I went to see a life coach today. I wasn't exactly sure what to expect or even what her title means for that matter, but the session was free through Jerry's office, so I figured, why not?
Because we live about an hour apart, we agreed to meet somewhere in the middle at a Barnes & Noble. It occurred to me that I had no idea who to look for, but Kim instantly knew it was me when she walked in the door.
She had a very self-assured and confident vibe about her, and I liked that immediately. I like to think I give off that same feeling to people. Or at least that I'm approachable and easy to talk to.
Because it was hot and humid, we both purchased waters and picked an open table in the cafe area. Not being able to help myself, I started hitting her with questions. I guess it's still the reporter in me. When I don't understand something, I can't help but ask.
We talked a good bit about her business, her current projects and the background behind her work. I try to keep an open mind about anything new in life, even something I may not fully understand. Because what if all of her hard-to-grasp concepts about energy and thought manifestation are true? I'm sure Columbus had a hard time convincing people the world was round.

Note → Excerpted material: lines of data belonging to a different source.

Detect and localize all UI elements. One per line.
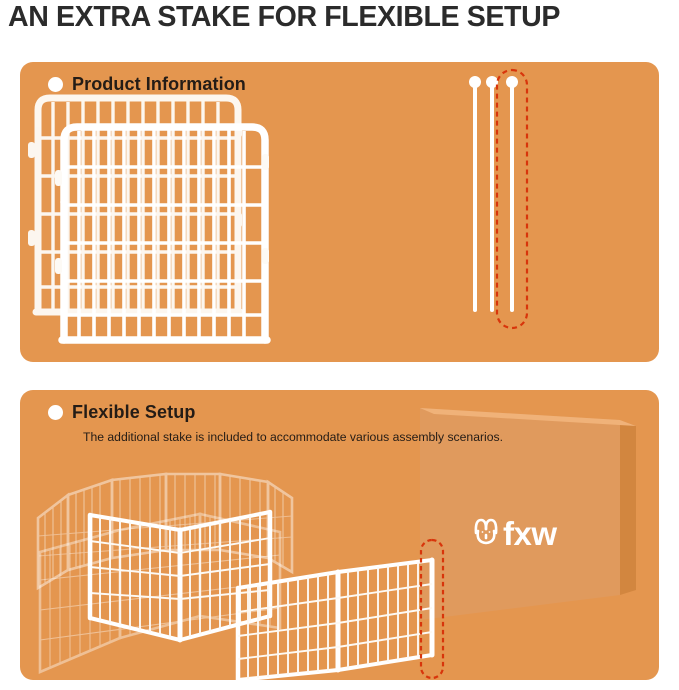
panel-subtitle-flexible-setup: The additional stake is included to acco… <box>83 430 503 444</box>
stake-1 <box>469 76 481 310</box>
product-infographic-page: AN EXTRA STAKE FOR FLEXIBLE SETUP <box>0 0 679 690</box>
pen-front-panels <box>238 560 432 680</box>
product-information-artwork <box>20 62 659 362</box>
stake-3-highlighted <box>506 76 518 310</box>
product-information-illustration <box>20 62 659 362</box>
panel-flexible-setup: fxw <box>20 390 659 680</box>
panel-product-information-header: Product Information <box>48 74 246 95</box>
bullet-dot-icon <box>48 77 63 92</box>
panel-product-information: Product Information <box>20 62 659 362</box>
bullet-dot-icon <box>48 405 63 420</box>
stake-group <box>469 70 527 328</box>
octagon-playpen-figure <box>38 474 292 640</box>
page-title: AN EXTRA STAKE FOR FLEXIBLE SETUP <box>8 2 663 32</box>
panel-flexible-setup-header: Flexible Setup <box>48 402 195 423</box>
fxw-wordmark: fxw <box>503 515 557 552</box>
panel-title-product-information: Product Information <box>72 74 246 95</box>
panel-title-flexible-setup: Flexible Setup <box>72 402 195 423</box>
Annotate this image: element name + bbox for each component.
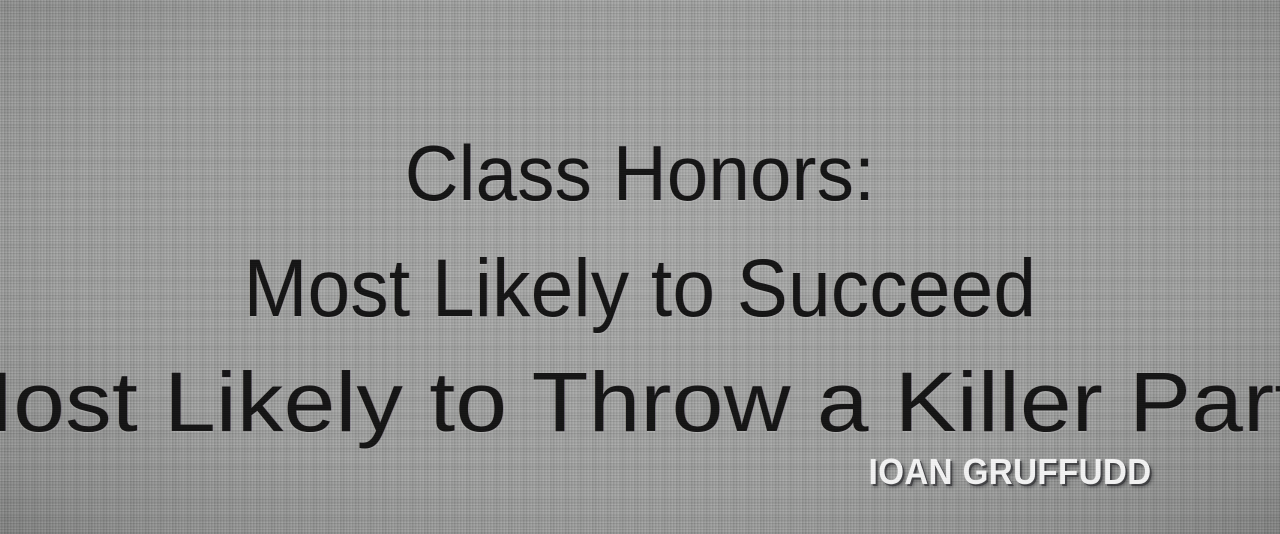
title-line-class-honors: Class Honors: [32, 134, 1248, 212]
title-card-frame: Class Honors: Most Likely to Succeed Mos… [0, 0, 1280, 534]
cast-credit-name: IOAN GRUFFUDD [869, 454, 1152, 490]
title-line-most-likely-to-throw-a-killer-party: Most Likely to Throw a Killer Party [0, 360, 1280, 444]
title-line-most-likely-to-succeed: Most Likely to Succeed [45, 248, 1235, 330]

I opened up a little bit about my job at the paper, my relationship with Jerry and my photography business. She talked a lot about destiny and that my being has opened up because this project was something I was meant to do.
To be honest, I'm not sure it necessarily feels like this was my destiny, but it sure makes a lot of sense. It's like all of my work and past experiences fit perfectly into being a portrait photographer. My love for meeting new people, the attention to detail, using my creativity and turning it all into art. It just feels right. And I do feel more open and alive since taking on this project.
If I had to boil her advice down, it would be as simple as the old adage, "Positive things happen to positive people." She said it only takes 17 seconds for a thought to manifest and have other similar thoughts join it and create an energy. And, when I think about it, that makes sense. When I'm brainstorming ideas, they seem to build and pick up speed exponentially. On the other hand, when I'm upset about something, it can quickly turn into dwelling and ruin my day if I let those thoughts take over.
And as far as getting what you want in life? Believe it will happen. And it will.
Perhaps that's why our meeting didn't shake me to the core because I already live each day that way. In the past few years, probably since meeting Jerry if I had to put a time element to it, things have just sort of fallen into place for me. I have a comfort that I'm where I'm supposed to be. And anything is attainable if I set my mind to it.
I know my business won't fail because I won't allow it.
And after mentioning that my aura's seven entry points were spinning counterclockwise -- an indication of creativity if I remember correctly -- she said things are going to happen for me much more quickly than I even anticipate.
I laughed because that's already the case. I'm only a few months in, and it feels like I couldn't have gotten this far if I had wished for it. It just took off because I was welcoming it.
Kim does the same. At one point she assuredly said, "When I'm on Oprah," and it didn't sound strange. I didn't think, "Yeah, right." Instead, I envisioned it right along with her.
She did give me some things to think about and work on. I'm going to write a few things down. Not only to solidify some of my thoughts about the financial end of the business, but also to manifest them.
I'm also going to try to allow myself to give up some control in certain aspects of my life. This is something I've struggled with as far back as I can remember. I hated group projects in grade school because I felt the need to take over and fix what I viewed as everyone else's shortcomings.
I'm a natural leader, but that also comes with the fear of letting go of responsibility. I hate not knowing. Not having my hands in every detail. But she said I'll be happier if I can learn to accept that other people around me are capable, too.
And she's right.
I'm glad I scheduled the appointment if for nothing else than reaffirming a lot of my beliefs. And Kim was a really amazing person to be around -- I'd love to have a beer with her and really shoot the shit sometime. Strangely enough, when I got in my car, I felt a very heavy weight settle in my chest that took awhile to dissipate.
I'm not sure why, but I have two hypotheses:
She mentioned a few times how she personally doesn't use a camera because she doesn't need to. She collects the essense of people. If that's the case, I wonder if I noticed that part of me was missing. The other and probably more likely scenerio is that it's because her energy was missing. It had been so uplifting to be around.